Clearly, Olav Westphalen’s performance is not about the type of superficial provocation one might imagine within the logic of pornography (even though pornographic stimuli have long been a mainstay of electronic media). Rather, Desert Dreams derives from an analysis of the heightened, binary theatrics of the political. It draws its material from the permeation of political symbolism and pornography as found in the self-directed performances of the Abu Ghraib prison guards and their easy commodification in our news media. It analyzes the obscene displays of military power in „embedded“ visual reporting on modern wars. Most of all, it refers to an uncritical, commercially motivated, sublimation of political developments and debates into a sham universe of interchangeable scenarios of escalation. Westphalen sees pornography as a matrix capable of unmasking the omnipresent political imagery. Behind his obvious, satirical transpositions lurks a precise description of our mediated political environment as a grotesque fantasy world caught in a circular, pornographic logic.

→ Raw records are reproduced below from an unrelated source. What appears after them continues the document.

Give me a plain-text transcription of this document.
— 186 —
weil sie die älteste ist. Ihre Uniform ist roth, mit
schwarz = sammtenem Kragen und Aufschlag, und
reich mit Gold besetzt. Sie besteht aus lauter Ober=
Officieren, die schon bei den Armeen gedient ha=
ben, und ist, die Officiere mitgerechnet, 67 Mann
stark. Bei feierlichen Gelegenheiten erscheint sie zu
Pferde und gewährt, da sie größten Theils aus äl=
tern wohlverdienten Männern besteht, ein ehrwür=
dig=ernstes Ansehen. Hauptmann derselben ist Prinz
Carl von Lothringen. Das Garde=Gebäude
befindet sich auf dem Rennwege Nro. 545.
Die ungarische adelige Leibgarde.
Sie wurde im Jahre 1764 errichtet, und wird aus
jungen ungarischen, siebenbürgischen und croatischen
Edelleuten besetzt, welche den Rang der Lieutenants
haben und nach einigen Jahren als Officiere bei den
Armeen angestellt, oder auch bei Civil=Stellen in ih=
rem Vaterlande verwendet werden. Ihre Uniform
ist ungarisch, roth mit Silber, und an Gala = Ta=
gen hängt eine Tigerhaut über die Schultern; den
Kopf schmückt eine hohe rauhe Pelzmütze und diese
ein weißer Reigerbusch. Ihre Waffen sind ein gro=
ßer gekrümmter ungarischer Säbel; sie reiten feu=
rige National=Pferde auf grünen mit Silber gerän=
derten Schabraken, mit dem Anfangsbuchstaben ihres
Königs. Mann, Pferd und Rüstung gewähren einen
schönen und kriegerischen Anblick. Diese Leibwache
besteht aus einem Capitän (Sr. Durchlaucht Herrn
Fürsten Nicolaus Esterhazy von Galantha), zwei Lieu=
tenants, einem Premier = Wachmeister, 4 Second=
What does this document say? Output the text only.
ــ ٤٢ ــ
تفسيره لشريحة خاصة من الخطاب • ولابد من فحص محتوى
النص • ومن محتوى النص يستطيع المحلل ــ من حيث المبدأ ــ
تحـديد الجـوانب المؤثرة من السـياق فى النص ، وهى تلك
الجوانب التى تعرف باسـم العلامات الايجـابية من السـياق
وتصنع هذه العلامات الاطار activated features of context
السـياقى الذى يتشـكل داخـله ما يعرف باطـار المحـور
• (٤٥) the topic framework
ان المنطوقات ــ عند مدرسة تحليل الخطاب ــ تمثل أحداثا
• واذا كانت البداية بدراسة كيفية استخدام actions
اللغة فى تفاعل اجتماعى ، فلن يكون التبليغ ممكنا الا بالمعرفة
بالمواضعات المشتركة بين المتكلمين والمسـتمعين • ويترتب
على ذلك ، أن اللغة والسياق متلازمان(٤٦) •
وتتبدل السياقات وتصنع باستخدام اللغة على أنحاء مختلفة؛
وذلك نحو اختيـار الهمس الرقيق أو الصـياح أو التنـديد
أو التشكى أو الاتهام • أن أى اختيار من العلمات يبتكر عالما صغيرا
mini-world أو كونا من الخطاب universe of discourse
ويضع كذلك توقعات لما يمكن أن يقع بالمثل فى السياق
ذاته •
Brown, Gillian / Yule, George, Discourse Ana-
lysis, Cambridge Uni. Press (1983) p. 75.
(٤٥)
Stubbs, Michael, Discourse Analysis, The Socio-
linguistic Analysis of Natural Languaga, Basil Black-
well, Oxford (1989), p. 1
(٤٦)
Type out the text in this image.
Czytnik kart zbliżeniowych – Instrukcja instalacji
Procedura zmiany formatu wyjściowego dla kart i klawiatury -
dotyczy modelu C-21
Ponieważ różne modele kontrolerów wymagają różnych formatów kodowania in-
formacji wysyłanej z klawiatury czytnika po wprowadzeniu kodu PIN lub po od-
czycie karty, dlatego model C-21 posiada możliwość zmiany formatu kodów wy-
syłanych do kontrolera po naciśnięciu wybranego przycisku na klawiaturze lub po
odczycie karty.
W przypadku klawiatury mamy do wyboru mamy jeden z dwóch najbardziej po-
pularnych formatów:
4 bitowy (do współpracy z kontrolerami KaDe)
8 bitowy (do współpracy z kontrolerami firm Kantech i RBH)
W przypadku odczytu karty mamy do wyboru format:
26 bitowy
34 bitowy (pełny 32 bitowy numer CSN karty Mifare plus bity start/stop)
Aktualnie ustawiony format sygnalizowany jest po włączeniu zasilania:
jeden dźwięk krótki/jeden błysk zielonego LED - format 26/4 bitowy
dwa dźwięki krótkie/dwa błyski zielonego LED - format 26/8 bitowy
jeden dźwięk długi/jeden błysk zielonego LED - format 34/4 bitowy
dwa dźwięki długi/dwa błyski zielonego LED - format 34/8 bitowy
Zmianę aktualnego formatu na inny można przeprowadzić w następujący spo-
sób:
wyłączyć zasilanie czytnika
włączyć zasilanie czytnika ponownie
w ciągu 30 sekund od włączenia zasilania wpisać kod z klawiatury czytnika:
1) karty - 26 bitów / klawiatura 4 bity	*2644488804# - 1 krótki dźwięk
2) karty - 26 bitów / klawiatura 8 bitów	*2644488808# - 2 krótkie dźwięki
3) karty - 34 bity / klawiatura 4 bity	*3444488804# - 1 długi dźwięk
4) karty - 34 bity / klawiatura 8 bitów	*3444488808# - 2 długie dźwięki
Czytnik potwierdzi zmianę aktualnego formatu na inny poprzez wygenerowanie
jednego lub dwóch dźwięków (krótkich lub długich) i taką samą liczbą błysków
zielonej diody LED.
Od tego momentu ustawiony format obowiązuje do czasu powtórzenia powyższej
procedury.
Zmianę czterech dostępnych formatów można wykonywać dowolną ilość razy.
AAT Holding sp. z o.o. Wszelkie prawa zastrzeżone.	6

In Desert Dreams the vernacular of the obscene is not employed to target intercultural conflicts, or the clash of “western” pornography with societies in which pornography is subject to religious and ethical taboos. Westphalen’s screenplay ignores religious questions as consistently as it avoids cultural descriptions of the sites of armed conflict. Instead, he transfers the political iconography of an international, Anglo Saxon-dominated news-language into the imagery of a specifically American style of commercial pornography. In doing so, he does not highlight the factuality of obscene exhibition, but in an act of ironic rupture he effectively turns the situation upside down. The clichéd expressions of political pathos are broken down and utopically redeemed in the empty behavioral patterns of the porn-industry. In burlesque fantasies and grotesque distortions mortal conflicts dissolve in the protagonists’ carnal desires. Their sexuality erupts into an esthetic Satyr-play at the very location of conflict and leads to limitless harmony. The political iconography of news networks suddenly appears as a veiled form of pornography, which is being denied its ecstatic redemption. The romanticism of archaically political, visual argumentations is pitted against an equally romantic promise of love and peace, which proves to be just as absurd as its real political counterpart.

Thus, the unveiled fantasy world of obscenity reveals the obscene content of an unreal political reality. Westphalen isolates the pietistic, political formulas, which are wielded to create majorities and decide conflicts, from their accepted esthetic tradition. Not pornography itself, but industrial-pornographic dramaturgy is scrutinized here as a second reality, constructed in our daily image-consumption.